In 1995, the Hawaii Legislature passed a bill that made secret the names of county police officers who had been suspended for misconduct.

Less than two years later, the Hawaii Office of Information Practices wrote a formal opinion that undercut that law, saying the public has a fundamental right know about cops who were getting in trouble. OIP said the public’s right to know must be balanced against the right to privacy, citing a 1996 Hawaii Supreme Court decision.

In that decision, justices sided with a group of students who were challenging the Honolulu Police Department and the state police union for access to this very information.

Since OIP’s 1997 opinion, however, little has been done to challenge the police over their policy of keeping information about suspended cops confidential, even if some of those officers had been convicted of crimes.

Civil Beat twice asked the Honolulu Police Department for the names of officers who have been suspended as part of a six-month investigation into police misconduct. Both times HPD rejected our request, citing the 1995 public records exemption.

But officials with OIP say HPD and other police departments are wrong to withhold the information. They say the agency’s 1997 opinion still holds up.

“It’s still good,” OIP Executive Director Cheryl Kakazu Park said of her agency’s 14-year-old opinion. “That hasn’t been overturned by the courts or by us.”

The OIP opinion was issued at the end of a lengthy battle over public records in Hawaii.

In 1993, a group of journalism students wanted information about Honolulu police officers who had been suspended or discharged for misconduct.
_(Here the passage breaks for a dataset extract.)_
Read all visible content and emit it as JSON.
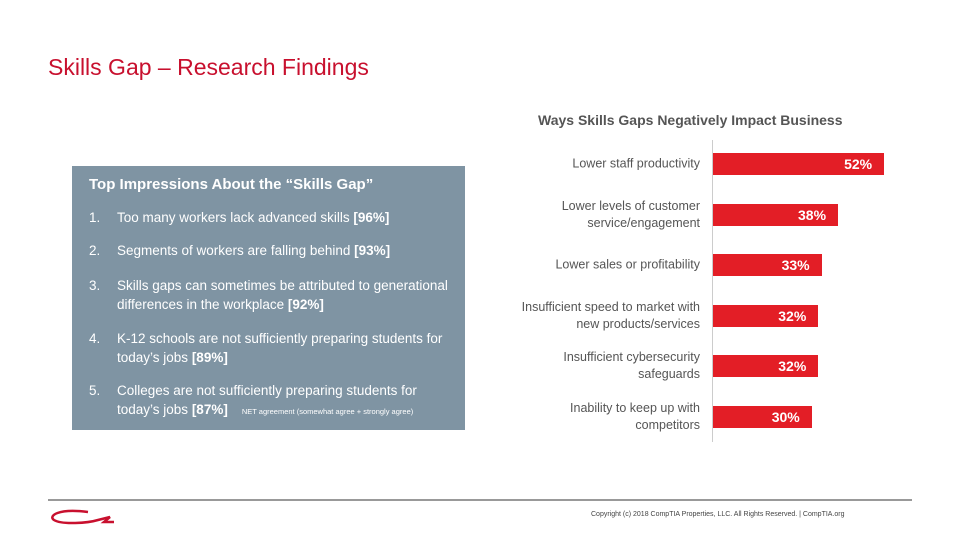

At the time, Hawaii’s public records law deemed the information to be public. HPD and the city sided with the state’s powerful police union — the State of Hawaii Organization of Police Officers (SHOPO) — to argue otherwise.

The stalemate went to the Hawaii Supreme Court, where the students ultimately prevailed. But by the time the ruling came out the decision had been effectively undermined by the Legislature.

In 1995, the Legislature changed the law to protect suspended officers from having to reveal information about their misconduct. Police officers, lawmakers said, had a certain right to privacy when it came to the release of misconduct records. The Legislature still required the names of discharged officers to be released along with the details about their misconduct, but not the names of cops who had been suspended. The change in the law afforded county police officers an exemption to disclosure laws that no other public employee has.

Lawmakers also required an annual report of police misconduct to be submitted to the Legislature by each county department that briefly describes the incidents in which officers were suspended or discharged. Those reports don’t include names, dates or locations of incidents. The descriptions are also so vague as to leave the public in the dark about what actually took place.

But in December 1996, Honolulu Deputy Corporation Counsel Diane Kawauchi asked OIP to help her resolve the competing interests of the 1995 law and the 1996 Supreme Court decision.

Was she supposed to release information about suspended police officers or not?

Kawauchi’s answer came on Feb. 21, 1997. The names of suspended police officers should be released along with other information related to the circumstances surrounding the misconduct, including the allegations and any findings of fact.

OIP attorney Lorna Aratani wrote the opinion, outlining her agency’s argument. She said the 1995 exemption for police officers didn’t stand up to the “balancing test,” one of the central tenets of Hawaii’s public records law, the Uniform Information Practices Act.

Arataini said any legislative finding that police officers had a “significant privacy interest” in keeping their misdeeds under wraps needed to be weighed against the public interest in disclosure.

The Supreme Court’s 1996 decision bolstered the equation in favor of public disclosure, she said, because it found that information about officer misconduct “is neither highly intimate nor personal” and as a result wasn’t protected under privacy rights in the Hawaii Constitution.

Even though the Legislature tried to tilt the scales toward keeping officer misdeeds private, Aratani said the Supreme Court’s ruling “tips the balancing heavily toward finding that the public has a strong counterveiling interest in information about suspended police officers.”

Now, lawmakers are considering a bill that could make more information about police misconduct publicly available. But the 1997 OIP opinion hasn’t been part of the discussion.

OIP cannot force a government entity to release public records even it says the documents should be made available.